Je ne crois pas que jamais citoyen de Sparte se soit glorifié de sa
vaillance, vertu pratiquée de tous chez ce peuple ; non plus que de
sa fidélité aux lois et de son mépris pour la richesse. Il n’est
pas de
récompense pour la vertu, si grande qu’elle soit, quand elle est
dans les habitudes ; je ne sais si même on donnerait cette qualification de grande, à une vertu qui se pratiquerait communément.
La vaillance est une vertu assez commune qui prime chez nous la vertu proprement dite. — Puisque ces témoignages d’honneur n’ont de prix et ne sont tenus en si haute estime
que parce qu’ils sont décernés à un petit nombre, pour les anéantir il n’y a rien de tel que de les prodiguer. Quand même il y
aurait aujourd’hui plus de gens que par le passé, qui mériteraient
cet ordre, et je reconnais qu’il peut très bien se faire qu’il en soit ainsi, car aucune vertu plus que le courage militaire n’est de
nature à se répandre davantage, ce n’est pas une raison suffisante
pour, en le multipliant, l’avoir laissé tomber en discrédit. — En
dehors de la vaillance que je qualifie ici de vertu, employant ce
mot dans son acception courante, il en existe une autre, la vertu
proprement dite, qui constitue la perfection et est la seule que les
philosophes reconnaissent. De nature plus élevée que la vaillance,
à l’encontre de celle-ci elle s’étend à tout ; elle consiste dans cette
force et cette fermeté de l’âme, qui la rendent indifférente à tout
événement quel qu’il soit, heureux ou malheureux, qui peut survenir ; elle est toujours égale, pondérée, constante, et notre vertu
par excellence n’en est qu’une très faible émanation.

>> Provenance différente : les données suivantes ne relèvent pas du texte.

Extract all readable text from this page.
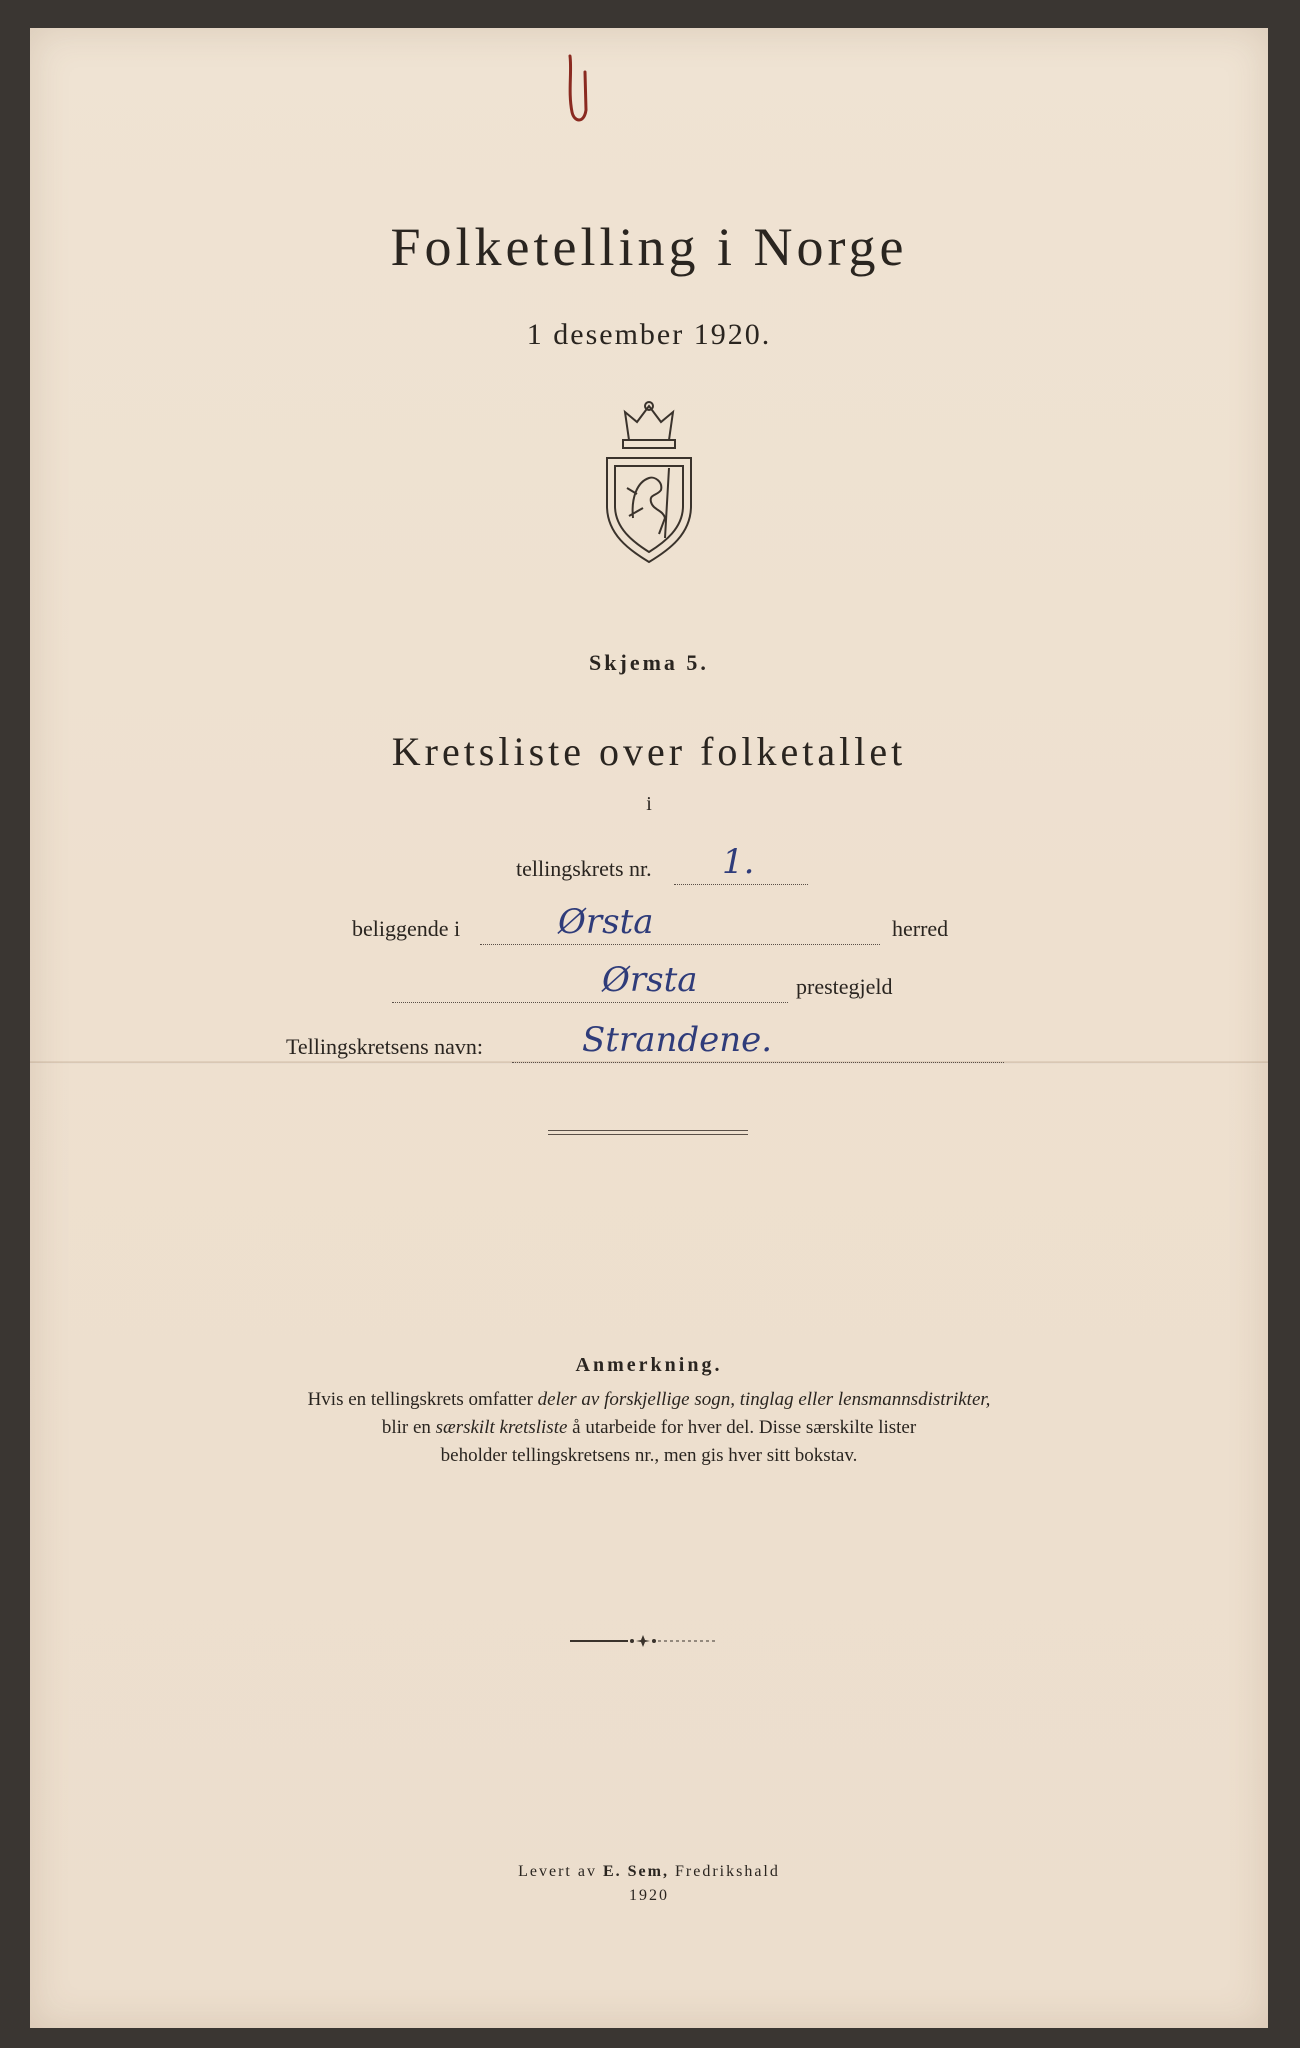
Folketelling i Norge
1 desember 1920.
Skjema 5.
Kretsliste over folketallet
i
tellingskrets nr. 1.
beliggende i	Ørsta	herred
Ørsta	prestegjeld
Tellingskretsens navn:	Strandene.
Anmerkning.
Hvis en tellingskrets omfatter deler av forskjellige sogn, tinglag eller lensmannsdistrikter,
blir en særskilt kretsliste å utarbeide for hver del. Disse særskilte lister
beholder tellingskretsens nr., men gis hver sitt bokstav.
Levert av E. Sem, Fredrikshald
1920
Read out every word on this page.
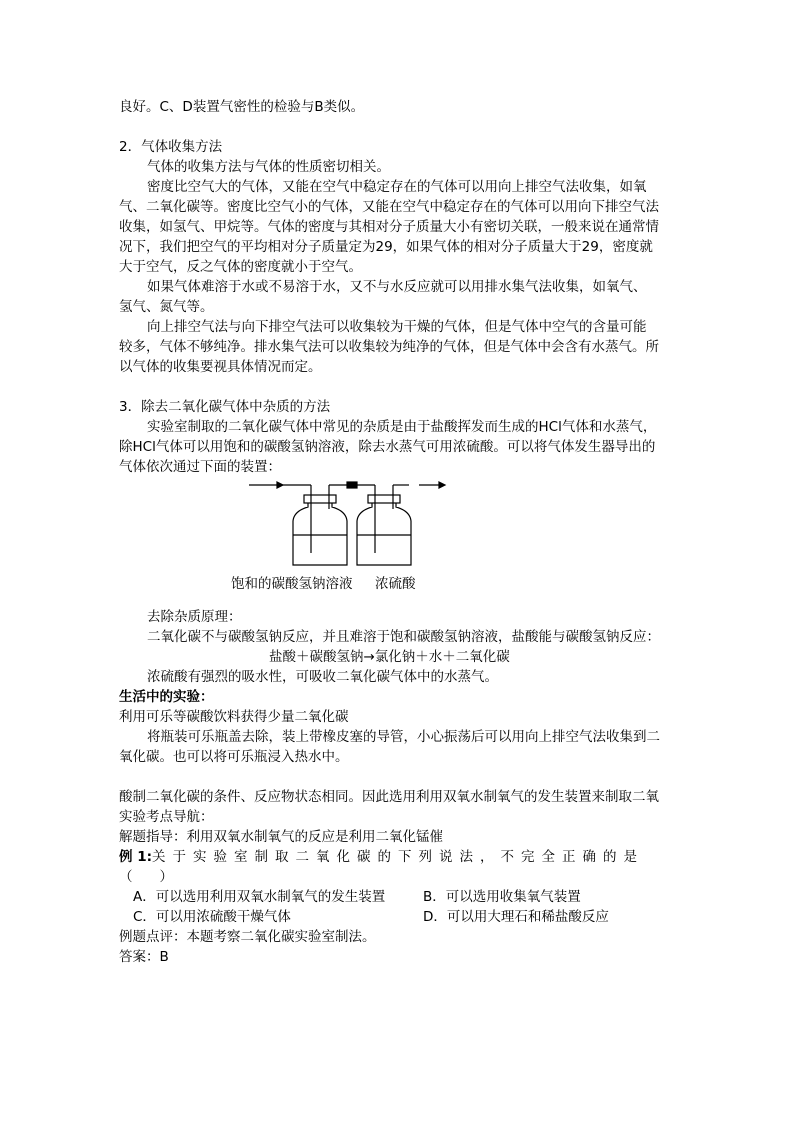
良好。C、D装置气密性的检验与B类似。
2．气体收集方法
气体的收集方法与气体的性质密切相关。
密度比空气大的气体，又能在空气中稳定存在的气体可以用向上排空气法收集，如氧
气、二氧化碳等。密度比空气小的气体，又能在空气中稳定存在的气体可以用向下排空气法
收集，如氢气、甲烷等。气体的密度与其相对分子质量大小有密切关联，一般来说在通常情
况下，我们把空气的平均相对分子质量定为29，如果气体的相对分子质量大于29，密度就
大于空气，反之气体的密度就小于空气。
如果气体难溶于水或不易溶于水，又不与水反应就可以用排水集气法收集，如氧气、
氢气、氮气等。
向上排空气法与向下排空气法可以收集较为干燥的气体，但是气体中空气的含量可能
较多，气体不够纯净。排水集气法可以收集较为纯净的气体，但是气体中会含有水蒸气。所
以气体的收集要视具体情况而定。
3．除去二氧化碳气体中杂质的方法
实验室制取的二氧化碳气体中常见的杂质是由于盐酸挥发而生成的HCl气体和水蒸气，
除HCl气体可以用饱和的碳酸氢钠溶液，除去水蒸气可用浓硫酸。可以将气体发生器导出的
气体依次通过下面的装置：
饱和的碳酸氢钠溶液 浓硫酸
去除杂质原理：
二氧化碳不与碳酸氢钠反应，并且难溶于饱和碳酸氢钠溶液，盐酸能与碳酸氢钠反应：
盐酸＋碳酸氢钠→氯化钠＋水＋二氧化碳
浓硫酸有强烈的吸水性，可吸收二氧化碳气体中的水蒸气。
生活中的实验：
利用可乐等碳酸饮料获得少量二氧化碳
将瓶装可乐瓶盖去除，装上带橡皮塞的导管，小心振荡后可以用向上排空气法收集到二
氧化碳。也可以将可乐瓶浸入热水中。
酸制二氧化碳的条件、反应物状态相同。因此选用利用双氧水制氧气的发生装置来制取二氧
实验考点导航：
解题指导：利用双氧水制氧气的反应是利用二氧化锰催
例 1:关于实验室制取二氧化碳的下列说法，不完全正确的是
（　　）
A．可以选用利用双氧水制氧气的发生装置	B．可以选用收集氧气装置
C．可以用浓硫酸干燥气体	D．可以用大理石和稀盐酸反应
例题点评：本题考察二氧化碳实验室制法。
答案：B
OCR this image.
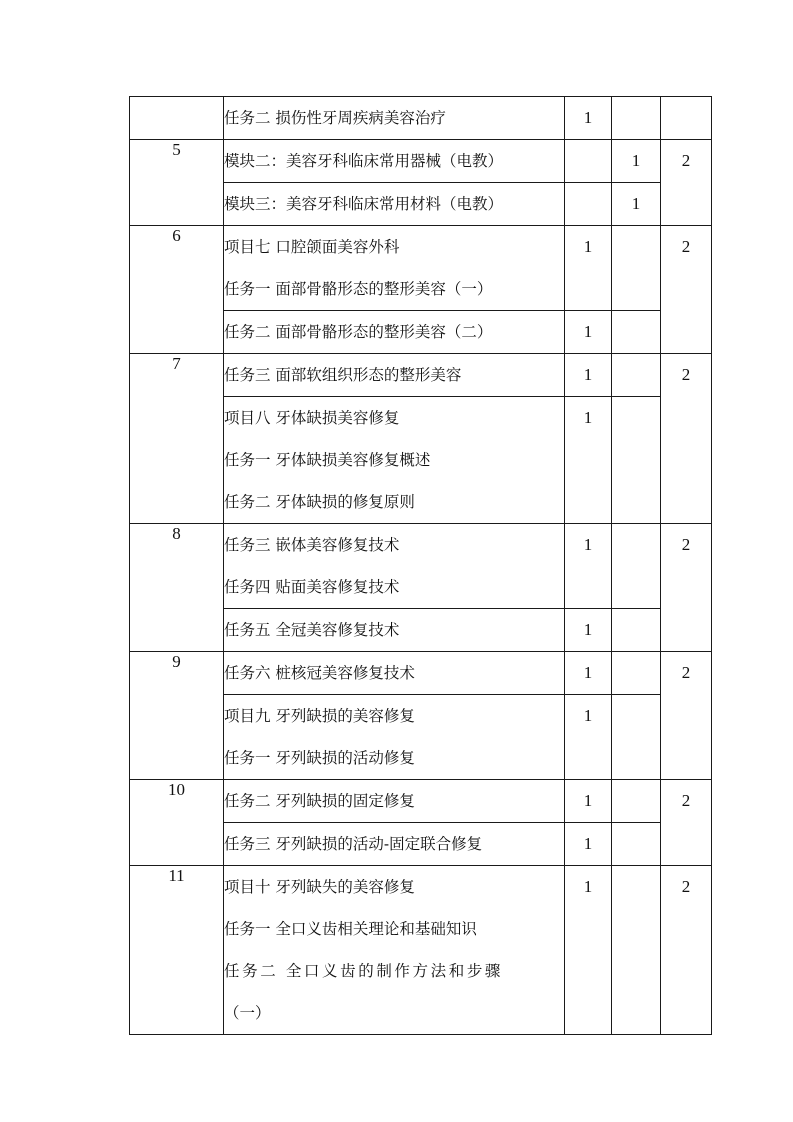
	任务二 损伤性牙周疾病美容治疗	1		

5	模块二：美容牙科临床常用器械（电教）		1	2

	模块三：美容牙科临床常用材料（电教）		1	

6	项目七 口腔颌面美容外科
任务一 面部骨骼形态的整形美容（一）	1		2

	任务二 面部骨骼形态的整形美容（二）	1		

7	任务三 面部软组织形态的整形美容	1		2

	项目八 牙体缺损美容修复
任务一 牙体缺损美容修复概述
任务二 牙体缺损的修复原则	1		

8	任务三 嵌体美容修复技术
任务四 贴面美容修复技术	1		2

	任务五 全冠美容修复技术	1		

9	任务六 桩核冠美容修复技术	1		2

	项目九 牙列缺损的美容修复
任务一 牙列缺损的活动修复	1		

10	任务二 牙列缺损的固定修复	1		2

	任务三 牙列缺损的活动-固定联合修复	1		

11	项目十 牙列缺失的美容修复
任务一 全口义齿相关理论和基础知识
任务二 全口义齿的制作方法和步骤
（一）	1		2
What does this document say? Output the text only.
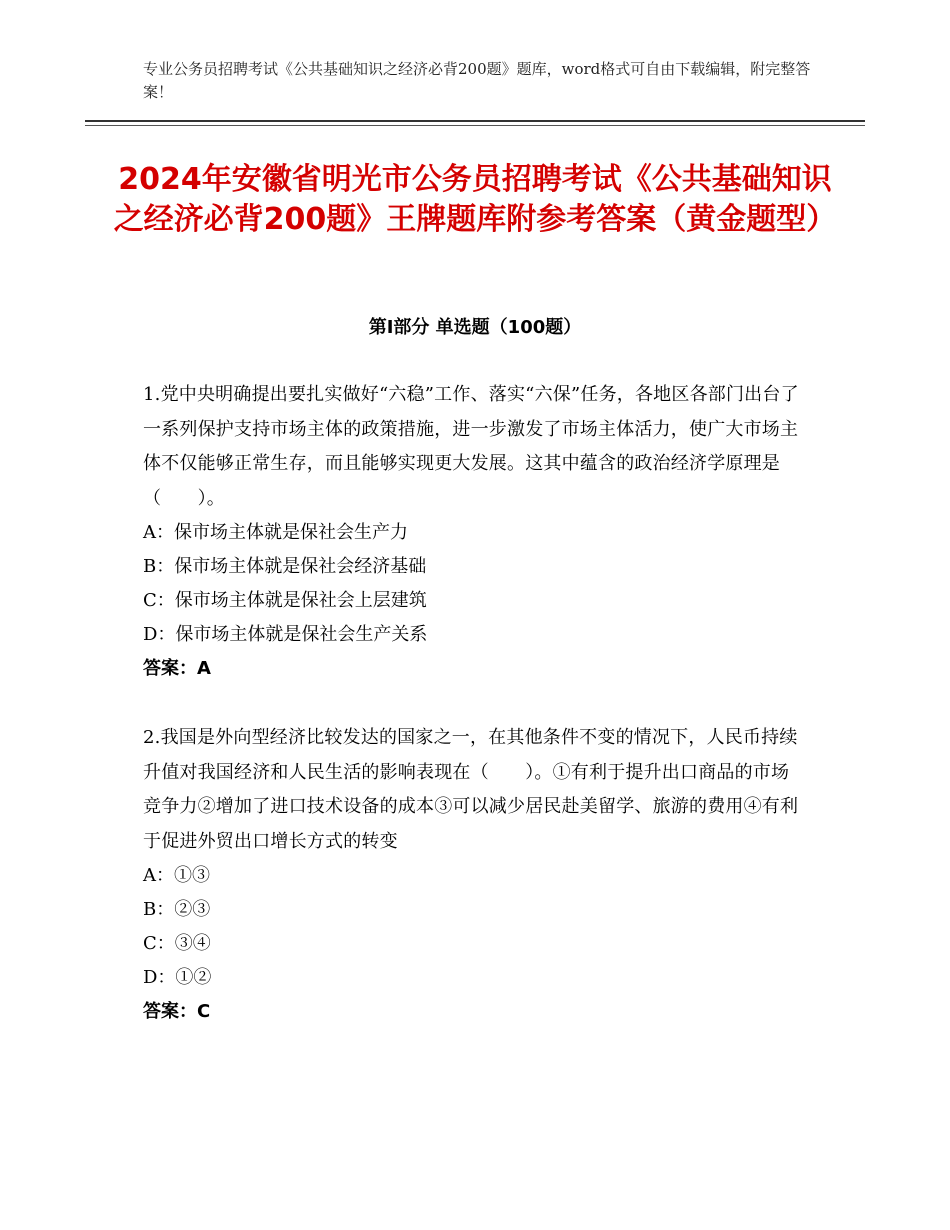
专业公务员招聘考试《公共基础知识之经济必背200题》题库，word格式可自由下载编辑，附完整答案！
2024年安徽省明光市公务员招聘考试《公共基础知识之经济必背200题》王牌题库附参考答案（黄金题型）
第Ⅰ部分 单选题（100题）

1.党中央明确提出要扎实做好“六稳”工作、落实“六保”任务，各地区各部门出台了一系列保护支持市场主体的政策措施，进一步激发了市场主体活力，使广大市场主体不仅能够正常生存，而且能够实现更大发展。这其中蕴含的政治经济学原理是（　　）。

A：保市场主体就是保社会生产力

B：保市场主体就是保社会经济基础

C：保市场主体就是保社会上层建筑

D：保市场主体就是保社会生产关系

答案：A

2.我国是外向型经济比较发达的国家之一，在其他条件不变的情况下，人民币持续升值对我国经济和人民生活的影响表现在（　　）。①有利于提升出口商品的市场竞争力②增加了进口技术设备的成本③可以减少居民赴美留学、旅游的费用④有利于促进外贸出口增长方式的转变

A：①③

B：②③

C：③④

D：①②

答案：C
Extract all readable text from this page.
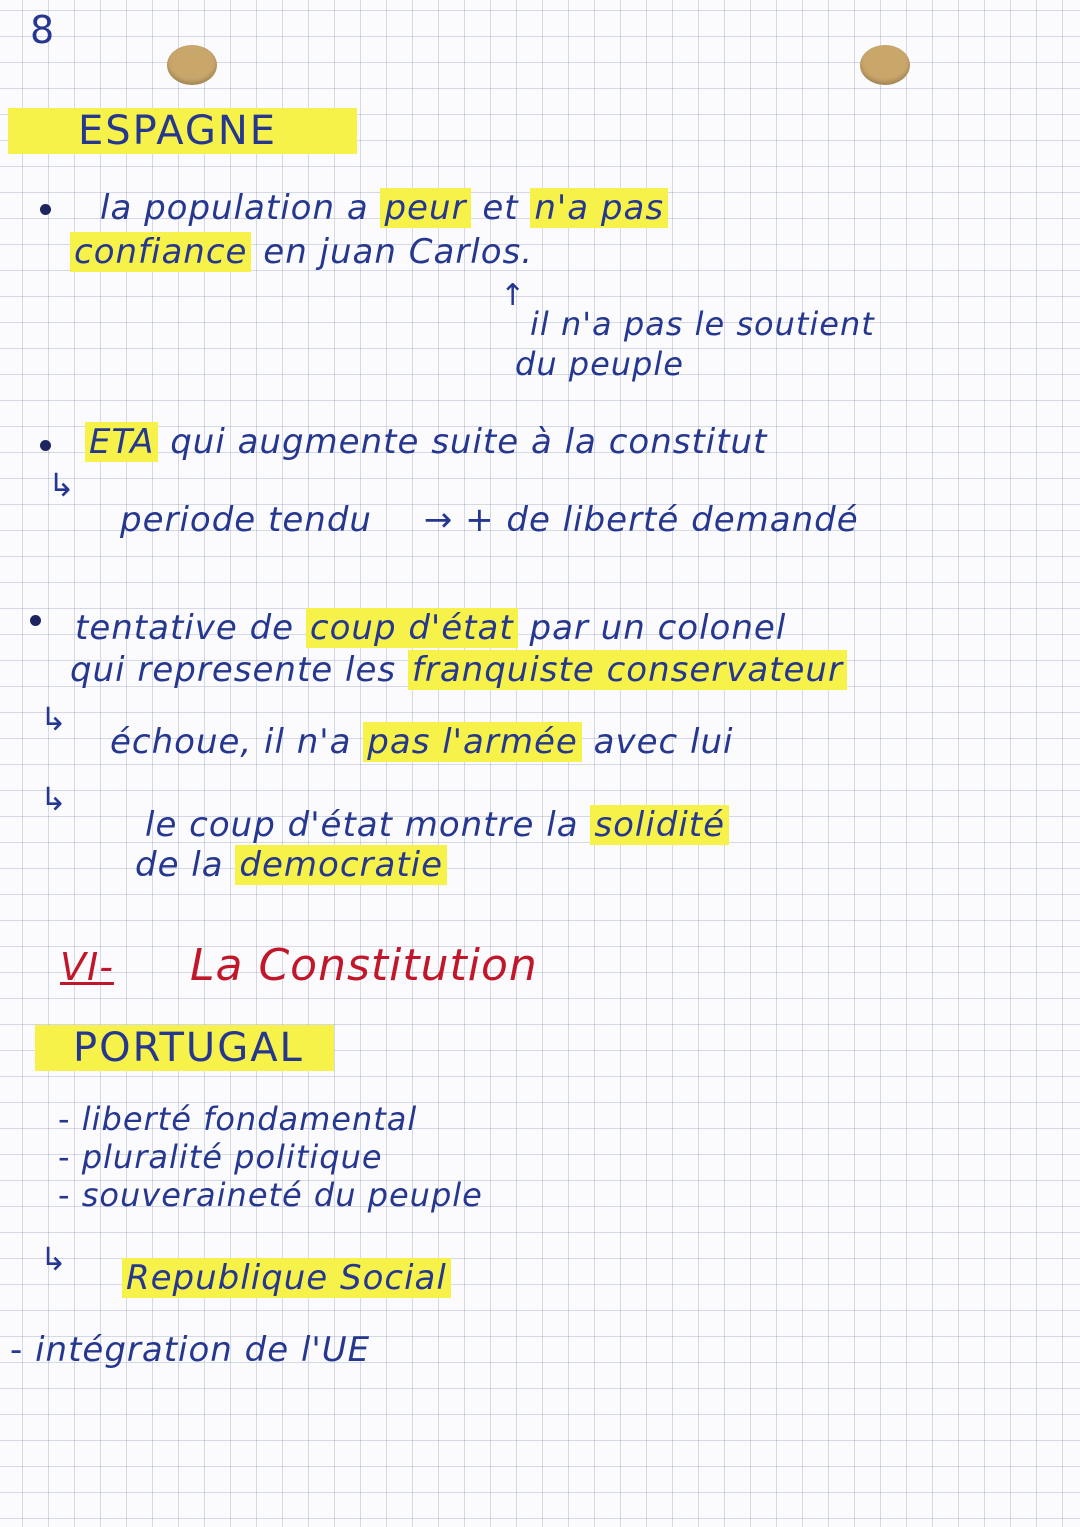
8
ESPAGNE
la population a peur et n'a pas
confiance en juan Carlos.
↑
il n'a pas le soutient
du peuple
ETA qui augmente suite à la constitut
↳
periode tendu → + de liberté demandé
tentative de coup d'état par un colonel
qui represente les franquiste conservateur
↳
échoue, il n'a pas l'armée avec lui
↳
le coup d'état montre la solidité
de la democratie
VI- La Constitution
PORTUGAL
- liberté fondamental
- pluralité politique
- souveraineté du peuple
↳ Republique Social
- intégration de l'UE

Conditions dans lesquelles se décernait l’ordre de Saint-Michel ; abus qui en a été fait. — Nos mœurs, notre éducation, les traditions, l’exemple, nous rendent celle-ci (la vaillance)
aisée à pratiquer et font qu’elle est assez généralement répandue,
ainsi qu’on peut parfaitement s’en rendre compte par ce qui se passe
en ces temps de guerre civile ; et si quelqu’un pouvait à cette heure
ramener la concorde parmi nous et faire que les efforts de tous
soient dirigés vers un même but, par elle nous verrions refleurir
notre ancien renom militaire. Il est bien certain qu’aux temps
passés, l’attribution de cet ordre ne visait pas cette seule vertu,
il fallait plus encore : jamais il n’a été décerné à un soldat n’ayant
que sa valeur, il ne l’était qu’à des chefs qui s’étaient particulièrement distingués. Savoir obéir ne suffisait pas alors pour une si
honorable distinction ; il fallait de plus des connaissances militaires étendues, embrassant l’ensemble et la majeure partie des
branches qui constituent l’homme de guerre, « car les talents du soldat et ceux du général ne sont pas les mêmes (Tite-Live) », et, en
outre, être de naissance permettant l’accès à une si haute dignité.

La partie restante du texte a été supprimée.